Some alternatives that I would consider first:

a) Use a constant:

class Doctor
Modalities = query_for_modalities
end

b) Use a class method and lazy load the data

class Doctor
def self.modalities
@modalities ||= query_for_modalities
end
end

I don’t recommend class variables because their actual scope
is very non-intuitive (class hierarchy scope, not class scope)
and they add to the semantic load of a design when plain
old instance variables (on the class object) will do just fine.

Gary W.

On Jul 22, 1:26 pm, Gary W. [email protected] wrote:

  @modalities ||= query_for_modalities

end
end

I don’t recommend class variables because their actual scope
is very non-intuitive (class hierarchy scope, not class scope)
and they add to the semantic load of a design when plain
old instance variables (on the class object) will do just fine.

Gary W.

Gary – these values ARE the same for EVERY SINGLE INSTANCE of the
class, and are not meant to be changed.
In this particular instance, are class variables fulfilling their
destiny?

Hi –

On Thu, 23 Jul 2009, Trevoke wrote:

Some alternatives that I would consider first:
  def self.modalities

Gary – these values ARE the same for EVERY SINGLE INSTANCE of the
class, and are not meant to be changed.
In this particular instance, are class variables fulfilling their
destiny?

It sounds like a job for a constant.

David

On Jul 22, 2009, at 3:15 PM, Trevoke wrote:

In this particular instance, are class variables fulfilling their
destiny?

Here is a nice discussion of the confusion that surrounds
‘class variables’ and ‘class instance variables’ in Ruby:

<http://www.oreillynet.com/ruby/blog/2007/01/nubygems_dont_use_class_variab_1.html

Most people expect Ruby’s class variables to behave like
Java or C++'s class variables but that is an incorrect assumption.
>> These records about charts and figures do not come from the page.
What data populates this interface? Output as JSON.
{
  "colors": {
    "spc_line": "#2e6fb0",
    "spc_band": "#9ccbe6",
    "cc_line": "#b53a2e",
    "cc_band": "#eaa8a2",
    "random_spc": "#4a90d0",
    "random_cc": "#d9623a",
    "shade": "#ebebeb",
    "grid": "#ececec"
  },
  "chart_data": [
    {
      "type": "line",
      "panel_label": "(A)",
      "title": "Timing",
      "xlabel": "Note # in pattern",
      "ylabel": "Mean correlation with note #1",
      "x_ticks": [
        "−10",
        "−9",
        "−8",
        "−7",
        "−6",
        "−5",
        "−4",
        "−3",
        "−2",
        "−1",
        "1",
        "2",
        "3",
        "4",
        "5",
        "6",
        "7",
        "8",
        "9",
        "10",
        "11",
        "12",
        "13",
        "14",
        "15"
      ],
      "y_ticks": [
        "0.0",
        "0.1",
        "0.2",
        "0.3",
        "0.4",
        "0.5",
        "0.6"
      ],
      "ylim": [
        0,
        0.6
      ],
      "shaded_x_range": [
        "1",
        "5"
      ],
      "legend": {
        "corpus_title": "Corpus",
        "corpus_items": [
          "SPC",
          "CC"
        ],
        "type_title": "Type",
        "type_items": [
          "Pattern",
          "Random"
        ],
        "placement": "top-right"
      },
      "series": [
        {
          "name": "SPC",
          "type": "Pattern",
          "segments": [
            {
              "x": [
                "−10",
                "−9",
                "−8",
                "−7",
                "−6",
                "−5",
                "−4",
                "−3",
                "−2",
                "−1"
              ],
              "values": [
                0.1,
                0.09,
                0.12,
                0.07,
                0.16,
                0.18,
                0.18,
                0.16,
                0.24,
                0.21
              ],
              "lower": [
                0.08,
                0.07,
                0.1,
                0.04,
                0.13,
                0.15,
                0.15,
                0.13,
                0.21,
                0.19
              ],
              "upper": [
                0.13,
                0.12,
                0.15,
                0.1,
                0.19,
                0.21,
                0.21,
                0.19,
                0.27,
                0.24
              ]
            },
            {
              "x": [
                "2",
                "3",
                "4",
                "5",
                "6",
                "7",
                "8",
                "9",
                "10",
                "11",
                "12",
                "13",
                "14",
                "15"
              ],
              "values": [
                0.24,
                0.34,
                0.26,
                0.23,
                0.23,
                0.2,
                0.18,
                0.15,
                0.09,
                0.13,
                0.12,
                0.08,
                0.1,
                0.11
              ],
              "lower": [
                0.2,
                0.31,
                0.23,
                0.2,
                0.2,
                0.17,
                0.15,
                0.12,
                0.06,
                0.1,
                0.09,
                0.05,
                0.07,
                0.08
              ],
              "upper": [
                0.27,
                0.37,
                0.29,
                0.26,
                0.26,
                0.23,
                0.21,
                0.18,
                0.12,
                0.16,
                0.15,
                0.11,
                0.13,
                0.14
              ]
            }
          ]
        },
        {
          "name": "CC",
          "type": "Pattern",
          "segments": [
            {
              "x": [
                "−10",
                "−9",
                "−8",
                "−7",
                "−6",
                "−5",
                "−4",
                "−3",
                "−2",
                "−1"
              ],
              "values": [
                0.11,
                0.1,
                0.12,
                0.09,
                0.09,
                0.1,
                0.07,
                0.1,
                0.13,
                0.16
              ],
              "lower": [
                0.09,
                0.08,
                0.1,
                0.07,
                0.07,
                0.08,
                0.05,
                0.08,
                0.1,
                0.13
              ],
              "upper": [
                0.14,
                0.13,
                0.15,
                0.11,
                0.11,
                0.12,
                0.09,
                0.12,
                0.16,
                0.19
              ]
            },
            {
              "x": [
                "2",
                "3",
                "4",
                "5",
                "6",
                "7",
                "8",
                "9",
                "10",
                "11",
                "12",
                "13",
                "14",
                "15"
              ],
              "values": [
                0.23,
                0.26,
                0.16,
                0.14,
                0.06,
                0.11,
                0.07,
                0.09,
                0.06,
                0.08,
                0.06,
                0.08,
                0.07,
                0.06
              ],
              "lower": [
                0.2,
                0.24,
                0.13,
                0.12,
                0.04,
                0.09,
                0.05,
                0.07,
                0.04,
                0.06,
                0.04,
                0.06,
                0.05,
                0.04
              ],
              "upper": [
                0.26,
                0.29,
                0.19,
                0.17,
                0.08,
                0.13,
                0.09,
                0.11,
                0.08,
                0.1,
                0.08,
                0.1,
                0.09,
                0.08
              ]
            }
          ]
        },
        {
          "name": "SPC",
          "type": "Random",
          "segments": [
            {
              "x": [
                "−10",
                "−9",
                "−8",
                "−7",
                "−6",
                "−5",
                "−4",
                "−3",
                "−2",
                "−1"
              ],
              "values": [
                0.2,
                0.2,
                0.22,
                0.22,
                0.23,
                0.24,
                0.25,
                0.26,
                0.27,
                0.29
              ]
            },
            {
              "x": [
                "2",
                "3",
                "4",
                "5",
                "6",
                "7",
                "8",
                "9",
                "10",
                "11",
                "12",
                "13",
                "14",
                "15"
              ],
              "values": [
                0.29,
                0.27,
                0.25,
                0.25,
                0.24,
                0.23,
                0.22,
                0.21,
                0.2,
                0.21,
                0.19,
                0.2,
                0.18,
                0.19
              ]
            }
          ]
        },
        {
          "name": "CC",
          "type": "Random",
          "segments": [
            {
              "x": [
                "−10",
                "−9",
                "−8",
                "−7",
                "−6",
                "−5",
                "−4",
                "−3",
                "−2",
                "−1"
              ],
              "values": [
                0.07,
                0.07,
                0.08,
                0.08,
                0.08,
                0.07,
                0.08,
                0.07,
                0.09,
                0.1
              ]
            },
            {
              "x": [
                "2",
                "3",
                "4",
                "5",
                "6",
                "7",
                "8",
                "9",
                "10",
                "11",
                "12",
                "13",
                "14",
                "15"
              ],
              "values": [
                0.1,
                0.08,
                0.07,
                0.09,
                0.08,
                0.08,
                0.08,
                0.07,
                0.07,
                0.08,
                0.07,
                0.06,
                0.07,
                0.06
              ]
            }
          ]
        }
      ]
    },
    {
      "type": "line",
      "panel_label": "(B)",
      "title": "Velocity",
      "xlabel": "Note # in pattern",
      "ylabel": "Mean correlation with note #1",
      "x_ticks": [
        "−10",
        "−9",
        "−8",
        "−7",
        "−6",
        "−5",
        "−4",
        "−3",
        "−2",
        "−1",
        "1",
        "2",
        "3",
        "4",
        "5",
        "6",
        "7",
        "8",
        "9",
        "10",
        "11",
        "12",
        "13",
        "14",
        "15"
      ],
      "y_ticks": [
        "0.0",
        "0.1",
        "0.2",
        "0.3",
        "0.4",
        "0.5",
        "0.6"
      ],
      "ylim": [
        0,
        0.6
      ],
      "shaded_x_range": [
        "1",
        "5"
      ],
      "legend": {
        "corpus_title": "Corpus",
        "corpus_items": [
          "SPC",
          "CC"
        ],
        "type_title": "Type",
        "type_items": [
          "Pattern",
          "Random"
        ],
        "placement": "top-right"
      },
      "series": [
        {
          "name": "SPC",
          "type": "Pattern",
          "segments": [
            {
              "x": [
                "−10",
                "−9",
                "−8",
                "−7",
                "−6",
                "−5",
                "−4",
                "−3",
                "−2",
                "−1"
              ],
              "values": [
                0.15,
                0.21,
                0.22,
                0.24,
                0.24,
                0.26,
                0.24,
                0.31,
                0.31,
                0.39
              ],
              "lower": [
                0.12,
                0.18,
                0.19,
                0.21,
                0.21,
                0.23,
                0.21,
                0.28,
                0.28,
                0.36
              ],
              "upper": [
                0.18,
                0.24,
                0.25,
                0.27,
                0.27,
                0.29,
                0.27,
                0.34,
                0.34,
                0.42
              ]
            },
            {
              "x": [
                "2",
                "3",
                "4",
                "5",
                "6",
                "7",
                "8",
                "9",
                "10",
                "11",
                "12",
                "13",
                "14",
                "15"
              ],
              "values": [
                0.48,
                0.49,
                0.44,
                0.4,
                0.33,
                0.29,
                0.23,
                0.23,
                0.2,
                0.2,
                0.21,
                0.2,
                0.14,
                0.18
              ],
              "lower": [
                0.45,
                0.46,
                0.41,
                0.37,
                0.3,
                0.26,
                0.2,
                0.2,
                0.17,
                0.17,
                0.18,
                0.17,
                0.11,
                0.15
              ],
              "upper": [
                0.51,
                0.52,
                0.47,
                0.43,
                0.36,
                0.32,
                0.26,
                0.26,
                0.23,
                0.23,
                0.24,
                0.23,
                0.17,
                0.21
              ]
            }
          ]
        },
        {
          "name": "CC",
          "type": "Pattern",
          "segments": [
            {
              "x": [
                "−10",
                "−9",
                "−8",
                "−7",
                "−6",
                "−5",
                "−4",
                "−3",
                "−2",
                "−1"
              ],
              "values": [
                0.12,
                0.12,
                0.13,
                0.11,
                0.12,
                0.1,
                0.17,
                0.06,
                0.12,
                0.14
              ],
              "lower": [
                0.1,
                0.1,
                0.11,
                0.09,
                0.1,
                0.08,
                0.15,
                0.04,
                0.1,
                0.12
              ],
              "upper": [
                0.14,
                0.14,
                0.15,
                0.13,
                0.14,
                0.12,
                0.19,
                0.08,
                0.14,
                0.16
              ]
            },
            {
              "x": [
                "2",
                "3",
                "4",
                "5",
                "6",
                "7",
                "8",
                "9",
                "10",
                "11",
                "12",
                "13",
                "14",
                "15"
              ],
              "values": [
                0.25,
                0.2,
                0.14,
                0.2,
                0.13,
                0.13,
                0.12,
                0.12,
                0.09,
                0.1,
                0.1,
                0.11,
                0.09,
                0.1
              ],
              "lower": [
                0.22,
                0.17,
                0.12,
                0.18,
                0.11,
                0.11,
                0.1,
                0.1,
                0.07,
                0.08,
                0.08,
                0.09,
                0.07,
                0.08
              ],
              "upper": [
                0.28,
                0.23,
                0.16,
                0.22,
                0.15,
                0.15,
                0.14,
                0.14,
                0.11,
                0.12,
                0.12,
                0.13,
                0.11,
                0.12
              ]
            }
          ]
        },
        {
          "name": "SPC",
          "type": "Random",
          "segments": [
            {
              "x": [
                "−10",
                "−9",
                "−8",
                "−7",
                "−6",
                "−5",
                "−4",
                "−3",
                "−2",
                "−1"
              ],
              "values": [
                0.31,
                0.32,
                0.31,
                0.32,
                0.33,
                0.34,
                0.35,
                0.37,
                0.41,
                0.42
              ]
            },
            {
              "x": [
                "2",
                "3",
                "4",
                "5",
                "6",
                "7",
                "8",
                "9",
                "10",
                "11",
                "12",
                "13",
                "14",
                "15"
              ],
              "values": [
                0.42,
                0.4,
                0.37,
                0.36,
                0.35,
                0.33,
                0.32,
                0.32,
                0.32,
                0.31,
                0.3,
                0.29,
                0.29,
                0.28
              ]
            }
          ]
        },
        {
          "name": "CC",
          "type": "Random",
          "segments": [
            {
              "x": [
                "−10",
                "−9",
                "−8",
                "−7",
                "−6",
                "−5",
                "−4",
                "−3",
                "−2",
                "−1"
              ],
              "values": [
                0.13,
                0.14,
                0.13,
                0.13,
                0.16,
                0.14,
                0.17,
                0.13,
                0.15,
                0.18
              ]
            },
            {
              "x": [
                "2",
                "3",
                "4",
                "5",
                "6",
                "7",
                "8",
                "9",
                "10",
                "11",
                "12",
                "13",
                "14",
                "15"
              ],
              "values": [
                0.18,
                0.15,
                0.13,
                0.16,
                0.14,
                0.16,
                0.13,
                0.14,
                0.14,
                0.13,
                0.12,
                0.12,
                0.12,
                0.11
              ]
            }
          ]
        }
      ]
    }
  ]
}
In Ruby, “instance variables of a class” are most closely
analogous to ‘class variables’ in Java or C++ and should
generally be used instead of Ruby’s ‘class variables’.

Gary W.

Trevoke wrote:

I think this is what I want to do (maybe I’m thinking about it wrong):

a = Doctor.new
b = Doctor.new

I want both ‘a’ and ‘b’ to have access to:
modalities = [‘US’, ‘CR’, ‘CT’, ‘MR’]

Another option for you:

modalities = [‘US’, ‘CR’, ‘CT’, ‘MR’]
a = Doctor.new(modalities)
b = Doctor.new(modalities)

i.e. each has an instance variable pointing to the shared object.

If you like this approach, you can take it further - see
http://onestepback.org/index.cgi/Tech/Ruby/DependencyInjectionInRuby.rdoc

Unfortunately, Jim modified his site and didn’t carry forward the
attachment, and so the link to depinj.rb remains sadly dead. I think I
have a local copy floating around somewhere.